The Rev. Terrance W. Klein, professor of theology St. Bonaventure’s University and author of Vanity Faith, catches up with TNT’s hit sci-fi series “Falling Skies,” and finds its take on American culture none too, um, alien.
I recently enjoyed a barbeque at the Connecticut home of a former student and his wife. The topic of backyard wildlife came up, the most fearsome being the largest snapping turtle they had ever seen, although they assured me that a mountain lion had also been reported in Connecticut. That lead to the topic of guns, and my host reminded me that his grandfather, a former Marine, still sleeps with a handgun under his pillow. “Loaded?” I said.
“Of course. Not much use if it’s not loaded.”
His wife expressed—at least to my mind—a correct abhorrence of household guns.
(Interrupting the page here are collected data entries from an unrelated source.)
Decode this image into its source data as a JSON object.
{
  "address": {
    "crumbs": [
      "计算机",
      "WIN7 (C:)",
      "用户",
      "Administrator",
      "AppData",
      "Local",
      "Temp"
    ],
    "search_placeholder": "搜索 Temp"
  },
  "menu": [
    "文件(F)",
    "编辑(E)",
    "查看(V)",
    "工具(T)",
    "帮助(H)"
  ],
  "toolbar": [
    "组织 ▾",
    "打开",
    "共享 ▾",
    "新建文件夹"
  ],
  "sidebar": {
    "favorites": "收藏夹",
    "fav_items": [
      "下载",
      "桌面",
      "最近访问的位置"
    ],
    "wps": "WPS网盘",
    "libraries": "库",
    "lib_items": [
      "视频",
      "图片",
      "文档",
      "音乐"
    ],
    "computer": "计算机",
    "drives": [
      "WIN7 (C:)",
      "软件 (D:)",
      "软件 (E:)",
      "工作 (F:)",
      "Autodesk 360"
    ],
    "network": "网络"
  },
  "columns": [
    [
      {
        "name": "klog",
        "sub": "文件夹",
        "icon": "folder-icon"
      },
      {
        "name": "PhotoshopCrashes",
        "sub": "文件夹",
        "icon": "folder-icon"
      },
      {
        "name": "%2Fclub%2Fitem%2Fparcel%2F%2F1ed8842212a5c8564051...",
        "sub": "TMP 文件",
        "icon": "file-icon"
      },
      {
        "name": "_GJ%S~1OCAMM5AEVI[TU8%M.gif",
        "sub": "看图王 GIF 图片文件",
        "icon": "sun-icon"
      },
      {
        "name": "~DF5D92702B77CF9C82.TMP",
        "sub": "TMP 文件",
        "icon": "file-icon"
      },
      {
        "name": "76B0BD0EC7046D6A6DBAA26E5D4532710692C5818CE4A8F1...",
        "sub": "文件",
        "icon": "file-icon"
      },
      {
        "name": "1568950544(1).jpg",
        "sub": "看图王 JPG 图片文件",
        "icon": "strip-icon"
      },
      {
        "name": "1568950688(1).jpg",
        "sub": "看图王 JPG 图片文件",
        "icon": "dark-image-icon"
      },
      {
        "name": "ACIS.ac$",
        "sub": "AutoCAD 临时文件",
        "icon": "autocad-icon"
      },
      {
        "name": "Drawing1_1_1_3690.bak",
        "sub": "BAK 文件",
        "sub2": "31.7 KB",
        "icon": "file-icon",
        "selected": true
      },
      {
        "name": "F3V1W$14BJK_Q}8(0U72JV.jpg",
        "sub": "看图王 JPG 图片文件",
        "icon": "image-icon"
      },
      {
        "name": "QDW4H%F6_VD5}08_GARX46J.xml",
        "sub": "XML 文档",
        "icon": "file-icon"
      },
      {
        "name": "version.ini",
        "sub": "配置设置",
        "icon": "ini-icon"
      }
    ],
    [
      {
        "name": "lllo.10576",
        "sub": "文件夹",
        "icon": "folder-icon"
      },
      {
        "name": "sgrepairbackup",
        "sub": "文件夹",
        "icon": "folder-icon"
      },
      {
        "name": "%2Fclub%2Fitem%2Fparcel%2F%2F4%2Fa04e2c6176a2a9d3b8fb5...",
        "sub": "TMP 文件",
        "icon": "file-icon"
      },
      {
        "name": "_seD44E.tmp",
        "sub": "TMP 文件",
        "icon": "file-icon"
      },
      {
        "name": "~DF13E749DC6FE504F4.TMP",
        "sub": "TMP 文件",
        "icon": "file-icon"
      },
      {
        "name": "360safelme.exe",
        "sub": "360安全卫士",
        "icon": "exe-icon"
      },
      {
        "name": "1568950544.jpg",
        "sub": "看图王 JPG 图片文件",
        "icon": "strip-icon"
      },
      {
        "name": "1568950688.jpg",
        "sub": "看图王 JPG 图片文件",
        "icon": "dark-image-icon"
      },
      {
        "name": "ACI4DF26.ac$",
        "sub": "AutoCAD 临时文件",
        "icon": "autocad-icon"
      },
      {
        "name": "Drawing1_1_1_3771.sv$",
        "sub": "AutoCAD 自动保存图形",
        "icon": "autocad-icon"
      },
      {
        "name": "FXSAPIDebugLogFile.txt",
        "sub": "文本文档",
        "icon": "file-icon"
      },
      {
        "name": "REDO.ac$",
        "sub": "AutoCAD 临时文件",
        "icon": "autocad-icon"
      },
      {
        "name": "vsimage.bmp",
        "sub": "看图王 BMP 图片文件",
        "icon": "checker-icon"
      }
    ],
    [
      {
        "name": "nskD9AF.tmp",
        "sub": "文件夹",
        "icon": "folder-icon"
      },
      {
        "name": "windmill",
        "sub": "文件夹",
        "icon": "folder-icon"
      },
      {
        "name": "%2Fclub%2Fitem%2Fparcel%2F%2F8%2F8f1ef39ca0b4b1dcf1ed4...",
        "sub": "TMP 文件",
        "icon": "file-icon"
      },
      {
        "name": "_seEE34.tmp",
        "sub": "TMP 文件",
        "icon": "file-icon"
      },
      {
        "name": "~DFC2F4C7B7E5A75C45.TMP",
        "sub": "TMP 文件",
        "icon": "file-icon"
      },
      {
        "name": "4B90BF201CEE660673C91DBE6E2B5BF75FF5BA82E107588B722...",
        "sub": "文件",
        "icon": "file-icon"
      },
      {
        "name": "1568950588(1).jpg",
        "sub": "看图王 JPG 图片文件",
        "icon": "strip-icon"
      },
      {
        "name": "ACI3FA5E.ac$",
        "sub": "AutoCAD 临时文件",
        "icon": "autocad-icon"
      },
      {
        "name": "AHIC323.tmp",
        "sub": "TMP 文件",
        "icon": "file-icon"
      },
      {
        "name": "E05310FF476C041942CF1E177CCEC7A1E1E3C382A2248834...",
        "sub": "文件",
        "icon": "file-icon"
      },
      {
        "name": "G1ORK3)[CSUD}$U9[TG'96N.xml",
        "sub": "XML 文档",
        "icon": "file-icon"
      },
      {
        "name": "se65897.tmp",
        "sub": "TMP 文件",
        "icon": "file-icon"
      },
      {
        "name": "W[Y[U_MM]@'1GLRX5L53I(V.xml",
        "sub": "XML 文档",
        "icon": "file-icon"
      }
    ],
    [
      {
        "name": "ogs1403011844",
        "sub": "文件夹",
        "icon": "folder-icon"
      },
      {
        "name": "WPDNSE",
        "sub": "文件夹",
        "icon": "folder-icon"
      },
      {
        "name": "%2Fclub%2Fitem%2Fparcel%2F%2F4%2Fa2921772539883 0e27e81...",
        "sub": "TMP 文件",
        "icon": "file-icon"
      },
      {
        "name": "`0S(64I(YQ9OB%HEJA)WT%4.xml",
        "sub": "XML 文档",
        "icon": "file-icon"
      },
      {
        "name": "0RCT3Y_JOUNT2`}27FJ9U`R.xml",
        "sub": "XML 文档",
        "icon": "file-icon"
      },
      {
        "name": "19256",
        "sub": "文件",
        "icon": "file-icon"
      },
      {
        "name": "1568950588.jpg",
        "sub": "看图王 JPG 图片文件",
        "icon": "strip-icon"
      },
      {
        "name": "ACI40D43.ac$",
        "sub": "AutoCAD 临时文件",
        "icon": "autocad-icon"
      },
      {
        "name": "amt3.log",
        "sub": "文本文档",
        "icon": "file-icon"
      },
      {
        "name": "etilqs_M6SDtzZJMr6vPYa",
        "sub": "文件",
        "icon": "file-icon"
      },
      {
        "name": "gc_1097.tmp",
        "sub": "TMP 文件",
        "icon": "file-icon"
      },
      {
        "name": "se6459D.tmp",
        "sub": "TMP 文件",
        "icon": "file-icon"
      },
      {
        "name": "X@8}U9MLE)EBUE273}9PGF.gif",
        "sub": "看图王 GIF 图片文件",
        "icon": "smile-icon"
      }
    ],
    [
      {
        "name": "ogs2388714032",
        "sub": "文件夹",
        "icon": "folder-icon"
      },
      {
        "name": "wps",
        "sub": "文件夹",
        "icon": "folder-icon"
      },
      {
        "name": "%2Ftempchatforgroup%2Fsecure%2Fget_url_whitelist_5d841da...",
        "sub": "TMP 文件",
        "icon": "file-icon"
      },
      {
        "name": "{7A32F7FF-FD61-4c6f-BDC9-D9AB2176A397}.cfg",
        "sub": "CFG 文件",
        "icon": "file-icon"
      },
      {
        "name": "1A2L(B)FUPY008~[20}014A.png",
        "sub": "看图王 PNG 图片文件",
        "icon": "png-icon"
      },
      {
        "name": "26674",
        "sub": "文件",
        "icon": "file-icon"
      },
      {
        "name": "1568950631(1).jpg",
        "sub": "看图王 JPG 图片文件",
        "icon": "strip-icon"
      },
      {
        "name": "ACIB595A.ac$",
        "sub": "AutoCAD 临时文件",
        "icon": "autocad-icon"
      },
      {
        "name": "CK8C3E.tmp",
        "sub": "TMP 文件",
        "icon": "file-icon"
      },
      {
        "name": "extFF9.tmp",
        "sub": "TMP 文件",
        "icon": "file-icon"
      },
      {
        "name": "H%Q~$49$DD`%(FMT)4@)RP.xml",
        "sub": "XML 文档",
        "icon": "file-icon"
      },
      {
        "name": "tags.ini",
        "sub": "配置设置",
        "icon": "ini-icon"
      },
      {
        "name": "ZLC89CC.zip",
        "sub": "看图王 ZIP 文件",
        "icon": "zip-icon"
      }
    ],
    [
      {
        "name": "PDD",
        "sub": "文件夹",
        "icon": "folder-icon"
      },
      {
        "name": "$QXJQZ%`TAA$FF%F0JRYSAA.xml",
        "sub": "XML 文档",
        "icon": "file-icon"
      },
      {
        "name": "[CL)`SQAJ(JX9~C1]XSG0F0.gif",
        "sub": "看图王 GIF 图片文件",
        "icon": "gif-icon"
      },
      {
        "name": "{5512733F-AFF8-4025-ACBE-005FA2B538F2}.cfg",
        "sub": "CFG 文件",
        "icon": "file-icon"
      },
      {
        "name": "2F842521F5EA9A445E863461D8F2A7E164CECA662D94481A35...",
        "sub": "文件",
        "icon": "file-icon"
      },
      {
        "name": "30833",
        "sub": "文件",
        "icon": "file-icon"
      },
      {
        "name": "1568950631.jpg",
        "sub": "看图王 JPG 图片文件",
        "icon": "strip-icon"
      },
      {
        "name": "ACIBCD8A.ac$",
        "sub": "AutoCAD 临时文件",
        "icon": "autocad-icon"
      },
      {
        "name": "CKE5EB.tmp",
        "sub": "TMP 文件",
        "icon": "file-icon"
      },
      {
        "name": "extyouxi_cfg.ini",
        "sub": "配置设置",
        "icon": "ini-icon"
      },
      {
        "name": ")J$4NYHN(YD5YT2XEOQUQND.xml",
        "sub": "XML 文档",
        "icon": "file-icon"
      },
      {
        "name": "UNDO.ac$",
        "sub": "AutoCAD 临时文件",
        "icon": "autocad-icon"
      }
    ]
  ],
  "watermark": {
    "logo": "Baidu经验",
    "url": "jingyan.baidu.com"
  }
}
Yet even though one’s chance of being shot increases significantly with gun ownership, nothing seems able dim the American romance with firepower.
You can catch a glimpse of America’s ballistic soul on “Falling Skies,” the popular new summer series on TNT produced by Steven Spielberg’s DreamWorks USA. Always clairvoyant when it comes to the American zeitgeist, Spielberg may have caught the cadence of the Tea Party. In the winsome words of one youth, “Just remembering, what was it? Seven or eight months ago, you wouldn’t let me ride my bike over to Julian’s at night because I didn’t have a bike light. Now you’re offering me extra ammo.”
Why is that? The show’s premise could not be more trodden. Aliens have invaded earth, though in this series one searches in vain for their presence beyond American borders. Who cares about the rest of the planet? They have landed on American soil! All electronic devices have been instantaneously disabled. The child-voiced prologue explicates: “computers, radios, satellites, cars, TVs…everything!” The only thing standing between us and them are guns, handed out to anyone who can use them, even a 15-year-old Dickensian waif named Jimmy (Dylan Authors).
We might have been able to defend earth if we had nuked the “Skitters” when we had the chance, but the federal government wavered. Given that the series is set in the immediate future, one can only surmise that the aliens arrive before the 2012 election, when American foreign policy was still under a misguided policy of “Ask questions first, then shoot.”